The design features a central bull’s head vignette framed by intricate ornamental borders — a unique choice among Argentine banknotes. The bull ('toro') represented strength, prosperity, and the livestock wealth that drove Argentina’s early export economy. Its use on this note reflects both local identity and the bank’s confidence in the agrarian growth of the interior provinces.
Produced in classic 19th-century proof format, the note displays wide margins, crisp engraving lines, and lacks signatures or serial numbers, confirming its archival status rather than an issued example. Such proofs were retained by the printer or provided to the client bank for approval before mass production. The craftsmanship demonstrates the influence of the American Bank Note Company’s New York studio, which was instrumental in introducing advanced intaglio printing and anti-counterfeiting design to South America.
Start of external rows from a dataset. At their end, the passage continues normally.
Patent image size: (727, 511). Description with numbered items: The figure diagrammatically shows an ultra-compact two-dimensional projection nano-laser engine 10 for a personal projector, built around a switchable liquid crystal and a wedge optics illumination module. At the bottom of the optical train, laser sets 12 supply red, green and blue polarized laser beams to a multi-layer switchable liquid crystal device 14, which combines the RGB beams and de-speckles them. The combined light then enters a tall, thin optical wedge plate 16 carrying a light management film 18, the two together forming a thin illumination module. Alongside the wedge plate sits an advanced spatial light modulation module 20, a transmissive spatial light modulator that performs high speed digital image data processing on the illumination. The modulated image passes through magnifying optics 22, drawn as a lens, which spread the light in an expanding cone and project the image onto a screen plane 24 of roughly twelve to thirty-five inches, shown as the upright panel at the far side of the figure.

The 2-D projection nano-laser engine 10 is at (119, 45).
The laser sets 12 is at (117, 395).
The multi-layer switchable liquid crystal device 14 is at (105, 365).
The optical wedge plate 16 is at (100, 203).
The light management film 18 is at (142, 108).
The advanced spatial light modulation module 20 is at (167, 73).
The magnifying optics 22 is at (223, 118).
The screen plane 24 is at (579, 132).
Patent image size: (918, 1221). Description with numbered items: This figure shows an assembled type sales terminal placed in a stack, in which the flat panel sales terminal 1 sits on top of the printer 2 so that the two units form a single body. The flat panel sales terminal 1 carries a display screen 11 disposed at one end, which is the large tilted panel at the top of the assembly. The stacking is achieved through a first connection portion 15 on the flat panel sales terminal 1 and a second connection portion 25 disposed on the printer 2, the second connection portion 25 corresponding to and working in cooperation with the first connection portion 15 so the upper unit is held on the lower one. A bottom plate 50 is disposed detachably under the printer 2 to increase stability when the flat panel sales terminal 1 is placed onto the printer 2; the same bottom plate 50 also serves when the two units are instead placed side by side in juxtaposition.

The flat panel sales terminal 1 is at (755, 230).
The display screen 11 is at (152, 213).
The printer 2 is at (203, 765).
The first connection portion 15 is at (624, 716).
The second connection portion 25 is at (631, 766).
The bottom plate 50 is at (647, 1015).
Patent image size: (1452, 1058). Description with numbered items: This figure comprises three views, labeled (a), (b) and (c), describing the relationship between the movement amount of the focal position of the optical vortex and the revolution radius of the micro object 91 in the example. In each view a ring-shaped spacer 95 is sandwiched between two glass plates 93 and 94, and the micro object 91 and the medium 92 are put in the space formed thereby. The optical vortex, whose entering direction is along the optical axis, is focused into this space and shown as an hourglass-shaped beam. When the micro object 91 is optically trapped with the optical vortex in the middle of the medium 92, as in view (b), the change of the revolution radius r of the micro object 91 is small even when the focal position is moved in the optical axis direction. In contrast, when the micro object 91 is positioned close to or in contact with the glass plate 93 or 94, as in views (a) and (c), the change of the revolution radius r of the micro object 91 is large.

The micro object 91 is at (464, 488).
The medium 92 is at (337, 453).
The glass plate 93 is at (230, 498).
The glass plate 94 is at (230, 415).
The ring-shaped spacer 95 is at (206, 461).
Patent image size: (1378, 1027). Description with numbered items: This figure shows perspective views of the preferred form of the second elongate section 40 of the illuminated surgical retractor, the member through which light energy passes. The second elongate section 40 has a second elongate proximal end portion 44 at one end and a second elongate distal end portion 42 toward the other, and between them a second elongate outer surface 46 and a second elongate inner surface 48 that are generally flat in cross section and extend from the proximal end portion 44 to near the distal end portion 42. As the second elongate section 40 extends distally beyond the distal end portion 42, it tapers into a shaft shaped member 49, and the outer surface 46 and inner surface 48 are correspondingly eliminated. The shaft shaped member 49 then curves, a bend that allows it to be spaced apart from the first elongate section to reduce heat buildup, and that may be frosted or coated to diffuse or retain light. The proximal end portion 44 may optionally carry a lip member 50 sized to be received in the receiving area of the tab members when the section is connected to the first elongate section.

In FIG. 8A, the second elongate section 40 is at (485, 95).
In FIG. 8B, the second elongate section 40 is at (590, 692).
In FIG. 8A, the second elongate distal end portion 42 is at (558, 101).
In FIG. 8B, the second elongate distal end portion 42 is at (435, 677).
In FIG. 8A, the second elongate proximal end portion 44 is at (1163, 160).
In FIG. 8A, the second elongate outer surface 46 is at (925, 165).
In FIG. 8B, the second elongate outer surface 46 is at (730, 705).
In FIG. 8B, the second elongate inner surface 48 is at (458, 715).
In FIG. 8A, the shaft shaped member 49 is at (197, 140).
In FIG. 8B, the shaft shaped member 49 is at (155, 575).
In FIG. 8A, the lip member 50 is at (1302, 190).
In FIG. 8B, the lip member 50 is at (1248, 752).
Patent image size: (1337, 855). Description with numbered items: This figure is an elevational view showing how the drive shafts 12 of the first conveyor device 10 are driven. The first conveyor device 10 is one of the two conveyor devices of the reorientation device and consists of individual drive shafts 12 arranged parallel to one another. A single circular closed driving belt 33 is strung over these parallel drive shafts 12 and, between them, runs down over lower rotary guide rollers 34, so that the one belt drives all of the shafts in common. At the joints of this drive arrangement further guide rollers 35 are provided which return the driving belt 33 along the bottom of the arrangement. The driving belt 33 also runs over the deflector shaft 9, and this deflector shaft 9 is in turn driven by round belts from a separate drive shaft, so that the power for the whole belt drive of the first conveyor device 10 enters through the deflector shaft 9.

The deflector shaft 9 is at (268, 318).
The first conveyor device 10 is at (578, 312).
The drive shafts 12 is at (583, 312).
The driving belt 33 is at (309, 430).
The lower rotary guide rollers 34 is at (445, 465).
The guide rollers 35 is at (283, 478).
This 4 Reales proof stands as an early manifestation of British-funded private banking in Argentina through the Banco de Londres y Río de la Plata — one of the first multinational banks in the region. It bridges the transition from the colonial-era real to the decimal peso and represents a key stage in the evolution of Argentine currency design.
Certified population: only three known examples in total (two issued, one proof — this specimen), making it both a numismatic rarity and a historically instructive piece of Argentina’s 19th-century financial development.